Right now we have no idea how valuable our goal really is. These next lessons focus on just flashes at a time, a taste of the Kingdom to make us want the rest. And with our defenses up, all the good things outside the castle walls remain outside. We’re going to venture out, one toe at a time, until we learn to trust the world. Until we learn to trust our brothers.
Until we learn to trust ourselves. I’ve seen many bad breakups, listened to many sad stories, and what I’ve found to be true of the shock and the anger and the sadness is: You no longer trust your own judgment. You were so wrong about the perfect person, job or project. You’re really steamed to have been caught off guard, and terrified to listen to your own instincts again. Nobody put you in danger but yourself.
Trusting our brothers and trusting ourselves are all knotted up in one weighty, trustworthy issue. We can’t see them or ourselves truly. So relationships are where we’ll do our learning, one moment to the next, to the next. Start over again with each new step, a clean slate with every breath, because it’s all just perception anyway.

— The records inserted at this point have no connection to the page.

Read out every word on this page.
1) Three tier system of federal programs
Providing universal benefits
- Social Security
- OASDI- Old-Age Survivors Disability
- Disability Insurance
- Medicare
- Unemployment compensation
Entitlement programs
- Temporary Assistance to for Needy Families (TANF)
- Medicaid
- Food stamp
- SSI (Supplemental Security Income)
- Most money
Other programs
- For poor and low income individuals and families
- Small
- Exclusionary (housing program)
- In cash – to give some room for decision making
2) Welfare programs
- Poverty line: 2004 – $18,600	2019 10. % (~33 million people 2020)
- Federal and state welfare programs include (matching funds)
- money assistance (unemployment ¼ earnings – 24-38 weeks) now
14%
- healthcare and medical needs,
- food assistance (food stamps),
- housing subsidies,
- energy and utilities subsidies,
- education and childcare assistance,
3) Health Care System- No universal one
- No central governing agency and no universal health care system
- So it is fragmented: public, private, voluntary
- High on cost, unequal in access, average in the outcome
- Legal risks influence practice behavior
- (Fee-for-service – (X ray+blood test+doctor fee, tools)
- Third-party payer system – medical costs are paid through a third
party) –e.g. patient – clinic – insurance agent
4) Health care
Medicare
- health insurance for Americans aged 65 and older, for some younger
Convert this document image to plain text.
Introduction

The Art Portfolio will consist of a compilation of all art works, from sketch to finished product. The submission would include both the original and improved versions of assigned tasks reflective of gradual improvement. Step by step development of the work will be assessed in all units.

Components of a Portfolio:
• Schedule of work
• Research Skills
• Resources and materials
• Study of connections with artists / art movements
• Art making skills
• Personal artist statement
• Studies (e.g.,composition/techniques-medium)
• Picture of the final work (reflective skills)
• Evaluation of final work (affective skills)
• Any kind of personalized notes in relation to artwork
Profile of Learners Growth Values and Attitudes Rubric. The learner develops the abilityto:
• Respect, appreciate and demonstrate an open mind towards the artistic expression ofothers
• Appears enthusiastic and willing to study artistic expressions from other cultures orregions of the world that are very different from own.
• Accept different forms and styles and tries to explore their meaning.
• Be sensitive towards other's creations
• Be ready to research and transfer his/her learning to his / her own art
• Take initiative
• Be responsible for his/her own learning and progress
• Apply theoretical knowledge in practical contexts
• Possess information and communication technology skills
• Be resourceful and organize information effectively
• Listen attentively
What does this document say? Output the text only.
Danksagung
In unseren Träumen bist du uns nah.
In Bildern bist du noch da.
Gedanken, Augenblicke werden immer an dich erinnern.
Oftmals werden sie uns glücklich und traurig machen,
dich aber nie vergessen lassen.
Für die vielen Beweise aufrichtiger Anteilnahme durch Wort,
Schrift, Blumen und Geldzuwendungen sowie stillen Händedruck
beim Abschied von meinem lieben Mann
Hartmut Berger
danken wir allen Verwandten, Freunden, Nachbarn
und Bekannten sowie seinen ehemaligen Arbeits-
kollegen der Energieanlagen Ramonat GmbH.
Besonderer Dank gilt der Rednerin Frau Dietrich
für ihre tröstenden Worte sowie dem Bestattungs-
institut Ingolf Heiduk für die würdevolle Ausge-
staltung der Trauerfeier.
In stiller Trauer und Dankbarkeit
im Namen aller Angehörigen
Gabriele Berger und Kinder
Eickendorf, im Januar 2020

And that’s what we have to learn: The Moment. Then there is no trust or mistrust, no brother and no self. And if there’s only this very moment, then one bite of cheesecake is all there ever is. Lesson 181.


I want name, badge number and cell phone. I don’t trust any human being who can take one taste of dessert and be satisfied!! It’s akin to dangling a peanut on a string to a starving person and then just allowing them a smell once.
I’m glad I never God’s side, and therefore have no idea what dessert is!